Mit Unterstützung des Schulamtes Mönchengladbach wurde für interessierte Schulen eine zweitägige Anwenderschulung zu HAVAS 5 angeboten und durchgeführt. An dieser Fortbildungsmaßnahme nahmen zehn Schulen mit insgesamt 22 Kollegen teil. Themen der Fortbildung waren das Verfahren HAVAS 5, Durchführung des Interviews, Auswertung der Ergebnisse sowie das Erstellen der Sprachprofile und die Entwicklung von Förderschwerpunkten. Die Workshops wurden durch den Koordinator Reinhard Bochmann konzipiert und geleitet.

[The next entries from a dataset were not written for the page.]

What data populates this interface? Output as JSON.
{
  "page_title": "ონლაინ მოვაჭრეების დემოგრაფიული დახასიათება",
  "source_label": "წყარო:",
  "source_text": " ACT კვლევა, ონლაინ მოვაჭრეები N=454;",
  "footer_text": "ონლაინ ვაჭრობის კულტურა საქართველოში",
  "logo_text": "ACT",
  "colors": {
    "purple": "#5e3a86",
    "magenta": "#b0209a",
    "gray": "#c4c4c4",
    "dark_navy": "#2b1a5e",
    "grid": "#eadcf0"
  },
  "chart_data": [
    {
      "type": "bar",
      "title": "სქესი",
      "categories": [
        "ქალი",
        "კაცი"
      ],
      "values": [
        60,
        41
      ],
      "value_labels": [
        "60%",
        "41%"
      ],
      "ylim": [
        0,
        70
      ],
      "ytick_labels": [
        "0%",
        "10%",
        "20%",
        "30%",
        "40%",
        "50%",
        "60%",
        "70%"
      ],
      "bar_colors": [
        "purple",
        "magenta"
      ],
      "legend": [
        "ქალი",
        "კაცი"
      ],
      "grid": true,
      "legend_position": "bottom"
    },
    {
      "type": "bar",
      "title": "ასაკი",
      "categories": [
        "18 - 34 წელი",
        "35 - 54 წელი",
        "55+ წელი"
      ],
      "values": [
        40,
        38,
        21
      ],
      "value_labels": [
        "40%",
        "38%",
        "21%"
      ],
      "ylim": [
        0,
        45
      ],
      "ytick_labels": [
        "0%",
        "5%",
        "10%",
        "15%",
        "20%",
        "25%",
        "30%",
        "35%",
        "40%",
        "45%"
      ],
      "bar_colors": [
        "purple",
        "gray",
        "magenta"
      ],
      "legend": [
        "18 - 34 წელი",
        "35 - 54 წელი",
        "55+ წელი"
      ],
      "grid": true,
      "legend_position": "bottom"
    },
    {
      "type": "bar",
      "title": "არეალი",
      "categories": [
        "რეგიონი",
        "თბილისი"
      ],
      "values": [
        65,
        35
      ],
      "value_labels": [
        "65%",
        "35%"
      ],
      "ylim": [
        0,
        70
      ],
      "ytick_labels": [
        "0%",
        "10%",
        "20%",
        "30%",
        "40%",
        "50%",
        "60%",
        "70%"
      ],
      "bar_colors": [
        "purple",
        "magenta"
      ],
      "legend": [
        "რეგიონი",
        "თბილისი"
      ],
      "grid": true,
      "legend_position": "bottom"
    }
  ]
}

Für die Region Mönchengladbach bedeutete diese Maßnahme einen erheblichen Transfereffekt, da nun mehr als ein Drittel aller Grundschulen in Mönchengladbach Kenntnisse und Fähigkeiten in der Handhabung von Havas 5 erworben haben. Weitere Fortbildungsmaßnahmen in anderen Kollegien als schulinterne Fortbildungsmaßnahme sind für 2007 bereits geplant.
 
Zusammenarbeit mit anderen Stellen und Projekten:
 
An einer Basiseinheit wurden die ersten Grundlagen zur Bildung eines Netzwerkes geschaffen. Dort wurde ein Mitarbeiter des sozialen Dienstes des Jugendamtes Mönchengladbach als ständiger Kooperationspartner gefunden. Dieser Mitarbeiter steht der Schule regelmäßig in Sprechstunden vor Ort als Berater für Schüler, Eltern und Lehrern zur Verfügung.
 
Eigene Einschätzung der Entwicklung in den Basiseinheiten:
 
Alle Basiseinheiten bewerten den Verlauf des Projektes insgesamt als sehr zufriedenstellend. Den eigenen Zuwachs an diagnostischen Kompetenzen schätzen alle Teilnehmer hoch ein. Auch die praktische Tauglichkeit des Verfahrens HAVAS 5 wird positiv bewertet. Als Gründe werden insbesondere die objektivierten Ergebnisse und ihre sinnvolle Verwendung zur Erstellung von individuellen Förderschwerpunkten gesehen. Der kontinuierliche gemeinsame Erfahrungsaustausch in den Konferenzen hat zu einer klareren Sichtweise auch in der didaktisch-methodisch Gestaltung des DAZ-Unterrichts beigetragen.
 
 
Punkt 3:
Länderübergreifende Kooperationen mit FörMig-Projekten
 
 Derzeit gibt es noch keinen Kontakt zu anderen Projekten des Landes.
 
Unterstützung durch den Programmträger
 
Als sinnvolle Unterstützung wurde von den Basiseinheiten die gute Unterstützung durch geeignete Lern- und Fördermaterialien empfunden.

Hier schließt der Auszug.